Our mini bus driver was quite old and we quickly learned that that he knew everything about everything. He was part of the Broken Hill community and proud of the town. From training football teams (btw, no rugby in BH, AFL only) to local Progress Association to Historical Society, working in mines, tour bus driver, bringing up an Aboriginal orphan to politics that swung wildly from left to right but seldom in the middle. I expect he was even on the school Mother's Club. He raised his index finger to locals who he knew. He did not recognise them, only his finger did.

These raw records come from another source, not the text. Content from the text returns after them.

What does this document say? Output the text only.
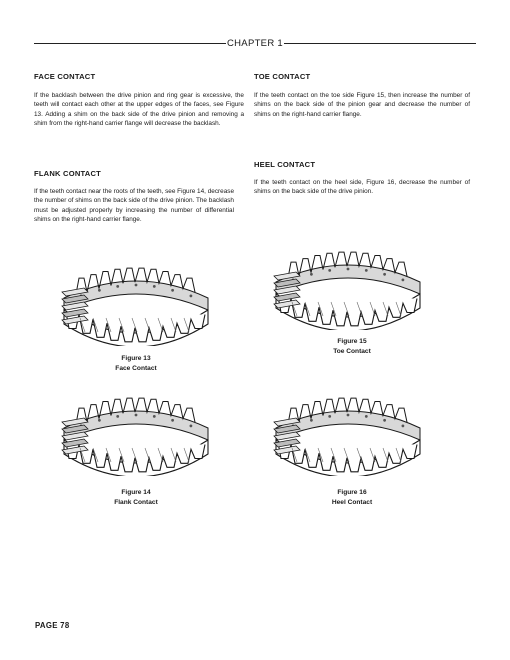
CHAPTER 1
FACE CONTACT
If the backlash between the drive pinion and ring gear is excessive, the teeth will contact each other at the upper edges of the faces, see Figure 13. Adding a shim on the back side of the drive pinion and removing a shim from the right-hand carrier flange will decrease the backlash.
FLANK CONTACT
If the teeth contact near the roots of the teeth, see Figure 14, decrease the number of shims on the back side of the drive pinion. The backlash must be adjusted properly by increasing the number of differential shims on the right-hand carrier flange.
TOE CONTACT
If the teeth contact on the toe side Figure 15, then increase the number of shims on the back side of the pinion gear and decrease the number of shims on the right-hand carrier flange.
HEEL CONTACT
If the teeth contact on the heel side, Figure 16, decrease the number of shims on the back side of the drive pinion.
Figure 13
Face Contact
Figure 15
Toe Contact
Figure 14
Flank Contact
Figure 16
Heel Contact
PAGE 78
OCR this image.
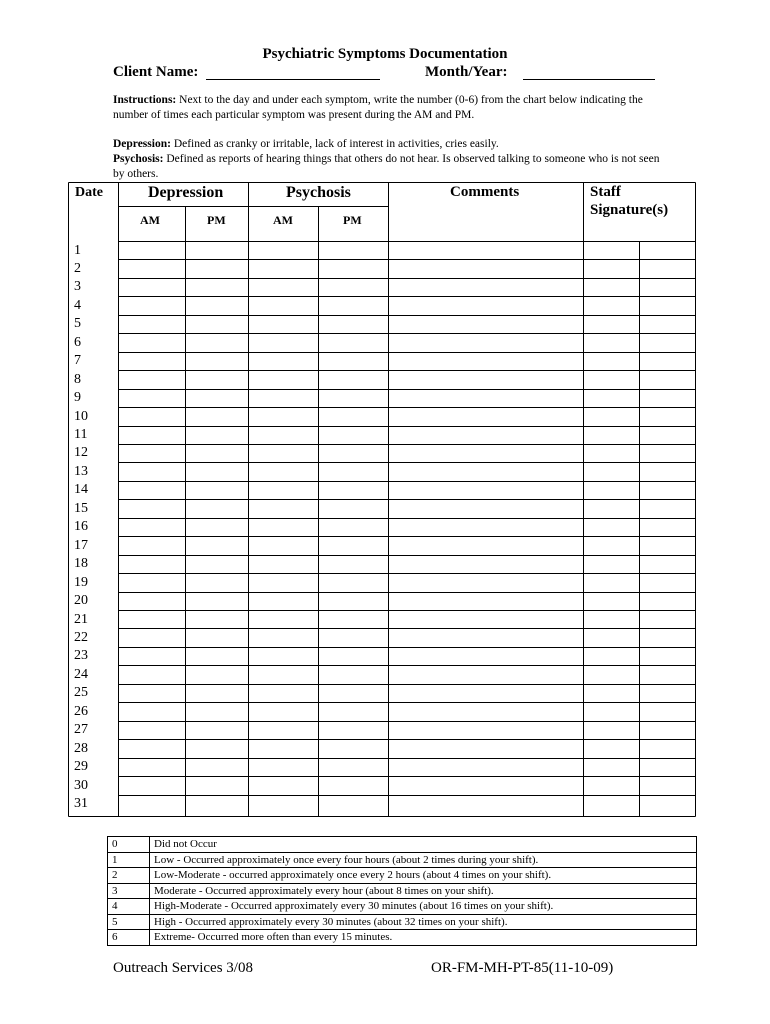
Psychiatric Symptoms Documentation
Client Name:	Month/Year:
Instructions: Next to the day and under each symptom, write the number (0-6) from the chart below indicating the number of times each particular symptom was present during the AM and PM.
Depression: Defined as cranky or irritable, lack of interest in activities, cries easily.
Psychosis: Defined as reports of hearing things that others do not hear. Is observed talking to someone who is not seen by others.
Date	Depression	Psychosis	Comments	Staff
Signature(s)
AM	PM	AM	PM
1
2
3
4
5
6
7
8
9
10
11
12
13
14
15
16
17
18
19
20
21
22
23
24
25
26
27
28
29
30
31
0	Did not Occur
1	Low - Occurred approximately once every four hours (about 2 times during your shift).
2	Low-Moderate - occurred approximately once every 2 hours (about 4 times on your shift).
3	Moderate - Occurred approximately every hour (about 8 times on your shift).
4	High-Moderate - Occurred approximately every 30 minutes (about 16 times on your shift).
5	High - Occurred approximately every 30 minutes (about 32 times on your shift).
6	Extreme- Occurred more often than every 15 minutes.
Outreach Services 3/08	OR-FM-MH-PT-85(11-10-09)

He drove us out into the industrial area while talking all the while about whatever. We then went out towards the airport past mining houses in South Broken Hill. At the airport we had a guided tour of the Royal Flying Doctor Service by a staff member. A salient question was asked by one person with us. Why don't the government fully fund the Flying Doctor Service? The reply was that they contribute a lot already but the service can still keep its independence. We don't want them telling us what planes we ought to have. I only had sketchy knowledge of the RFDS, so it was very educational for me. Did you know outback stations are supplied with a drugs cabinet and under instruction via radio, they can even use quite dangerous drugs. If you are traveller who has been injured or ill, you too are entitled to the use of the station's drugs cabinet. Yep, morphine was there.
We were then taken on to the site of BHP's first site office. Only a chimney remains and of course guess which tour bus driver saved it? We were told that the chimney was built by the grandfather of one of the members of the music group Crowded House. Finn brothers?

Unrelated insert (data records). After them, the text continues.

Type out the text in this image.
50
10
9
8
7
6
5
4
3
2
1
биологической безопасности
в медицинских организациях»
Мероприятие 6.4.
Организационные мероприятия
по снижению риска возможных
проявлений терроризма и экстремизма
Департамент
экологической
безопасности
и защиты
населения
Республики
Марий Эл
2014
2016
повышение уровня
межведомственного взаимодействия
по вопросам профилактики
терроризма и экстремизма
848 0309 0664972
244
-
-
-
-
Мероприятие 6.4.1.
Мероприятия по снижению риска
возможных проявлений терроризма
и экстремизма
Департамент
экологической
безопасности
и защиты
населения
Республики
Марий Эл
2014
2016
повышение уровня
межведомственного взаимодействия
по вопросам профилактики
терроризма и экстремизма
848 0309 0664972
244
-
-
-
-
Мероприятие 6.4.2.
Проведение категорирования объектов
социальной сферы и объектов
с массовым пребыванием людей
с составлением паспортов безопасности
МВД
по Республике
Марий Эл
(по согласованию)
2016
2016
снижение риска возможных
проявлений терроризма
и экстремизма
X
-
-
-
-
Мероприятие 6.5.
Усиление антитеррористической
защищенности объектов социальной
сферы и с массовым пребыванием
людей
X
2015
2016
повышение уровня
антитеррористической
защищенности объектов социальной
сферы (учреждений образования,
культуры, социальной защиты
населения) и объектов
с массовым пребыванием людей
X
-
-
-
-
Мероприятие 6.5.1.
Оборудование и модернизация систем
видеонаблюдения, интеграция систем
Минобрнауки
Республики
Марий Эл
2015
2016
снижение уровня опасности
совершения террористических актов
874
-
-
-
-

Then onto a lookout that was closed as some hoon had driven his car over the edge. Up to where we were this morning, Broken Earth on the mullock heap. We did not stay long but at least for just once, there was barely a breeze. Our driver was involved in the building of a project on the mullock heap. He wanted a building for a cafe and a place large enough to hold weddings but did not get his way. I think he may be right. It is the most stunning location in BH and I doubt anyone would hold a wedding reception anywhere else.

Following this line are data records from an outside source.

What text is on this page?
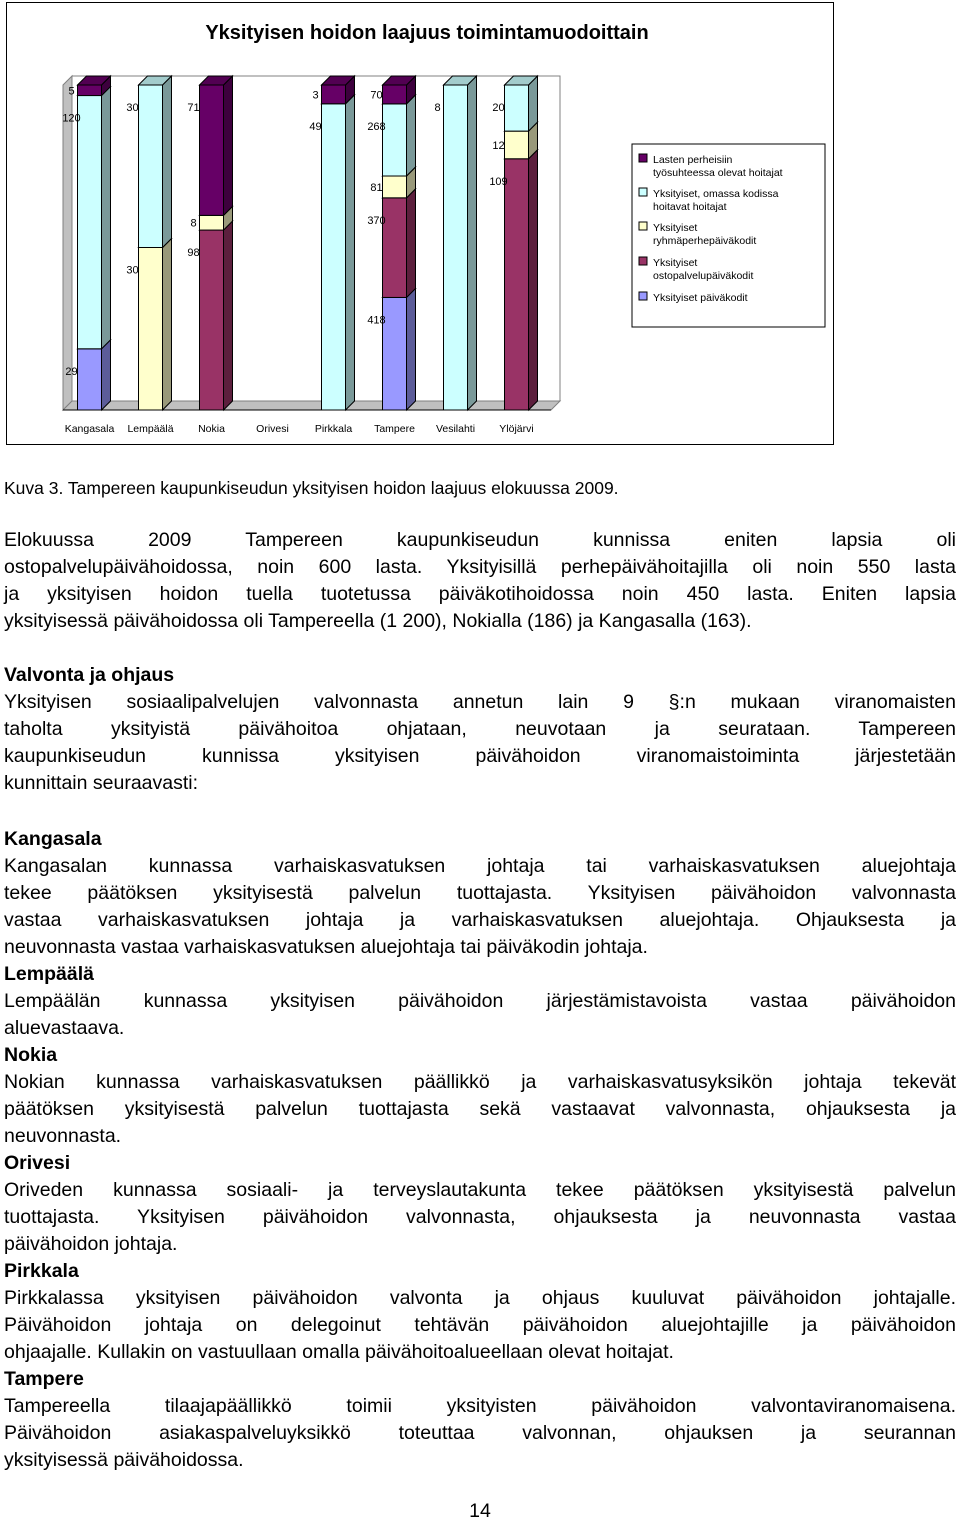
Yksityisen hoidon laajuus toimintamuodoittain
29
120
5
Kangasala
30
30
Lempäälä
98
8
71
Nokia	Orivesi
49
3
Pirkkala
418
370
81
268
70
Tampere
8
Vesilahti
109
12
20
Ylöjärvi
Lasten perheisiin työsuhteessa olevat hoitajat
Yksityiset, omassa kodissa hoitavat hoitajat
Yksityiset ryhmäperhepäiväkodit
Yksityiset ostopalvelupäiväkodit
Yksityiset päiväkodit
Kuva 3. Tampereen kaupunkiseudun yksityisen hoidon laajuus elokuussa 2009.
Elokuussa 2009 Tampereen kaupunkiseudun kunnissa eniten lapsia oli
ostopalvelupäivähoidossa, noin 600 lasta. Yksityisillä perhepäivähoitajilla oli noin 550 lasta
ja yksityisen hoidon tuella tuotetussa päiväkotihoidossa noin 450 lasta. Eniten lapsia
yksityisessä päivähoidossa oli Tampereella (1 200), Nokialla (186) ja Kangasalla (163).
Valvonta ja ohjaus
Yksityisen sosiaalipalvelujen valvonnasta annetun lain 9 §:n mukaan viranomaisten
taholta yksityistä päivähoitoa ohjataan, neuvotaan ja seurataan. Tampereen
kaupunkiseudun kunnissa yksityisen päivähoidon viranomaistoiminta järjestetään
kunnittain seuraavasti:
Kangasala
Kangasalan kunnassa varhaiskasvatuksen johtaja tai varhaiskasvatuksen aluejohtaja
tekee päätöksen yksityisestä palvelun tuottajasta. Yksityisen päivähoidon valvonnasta
vastaa varhaiskasvatuksen johtaja ja varhaiskasvatuksen aluejohtaja. Ohjauksesta ja
neuvonnasta vastaa varhaiskasvatuksen aluejohtaja tai päiväkodin johtaja.
Lempäälä
Lempäälän kunnassa yksityisen päivähoidon järjestämistavoista vastaa päivähoidon
aluevastaava.
Nokia
Nokian kunnassa varhaiskasvatuksen päällikkö ja varhaiskasvatusyksikön johtaja tekevät
päätöksen yksityisestä palvelun tuottajasta sekä vastaavat valvonnasta, ohjauksesta ja
neuvonnasta.
Orivesi
Oriveden kunnassa sosiaali- ja terveyslautakunta tekee päätöksen yksityisestä palvelun
tuottajasta. Yksityisen päivähoidon valvonnasta, ohjauksesta ja neuvonnasta vastaa
päivähoidon johtaja.
Pirkkala
Pirkkalassa yksityisen päivähoidon valvonta ja ohjaus kuuluvat päivähoidon johtajalle.
Päivähoidon johtaja on delegoinut tehtävän päivähoidon aluejohtajille ja päivähoidon
ohjaajalle. Kullakin on vastuullaan omalla päivähoitoalueellaan olevat hoitajat.
Tampere
Tampereella tilaajapäällikkö toimii yksityisten päivähoidon valvontaviranomaisena.
Päivähoidon asiakaspalveluyksikkö toteuttaa valvonnan, ohjauksen ja seurannan
yksityisessä päivähoidossa.
14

We then toured the flat lands where the Aborigines predominantly live, past government broadcasting/receiving dishes and the local mosque. On to the race track and golf course. I had wondered where the posh area of Broken Hill was and naturally, it was on the high part. I use the work posh for BH advisedly.
The tour concluded with a drive through the cemetery. Very good value for $35.
Talking of housing and gardens, the houses in BH are generally very plain. Many are made of corrugated iron with bits of house tacked on here and there. As there is not proper soil, there are not many house gardens. There was the odd place where an attempt had been made, but generally no one bothered. A friend who grew up in BH told me that his father used to buy soil so that he could have a lawn. Even public gardens and streets had little in the way of vegetation. I guess when the temperature is regularly near forty degrees and the air is dry during the summer, it would be quite hard to grow any sort of exotic plant. Although Mildura is much the same and it has very nice public and private gardens.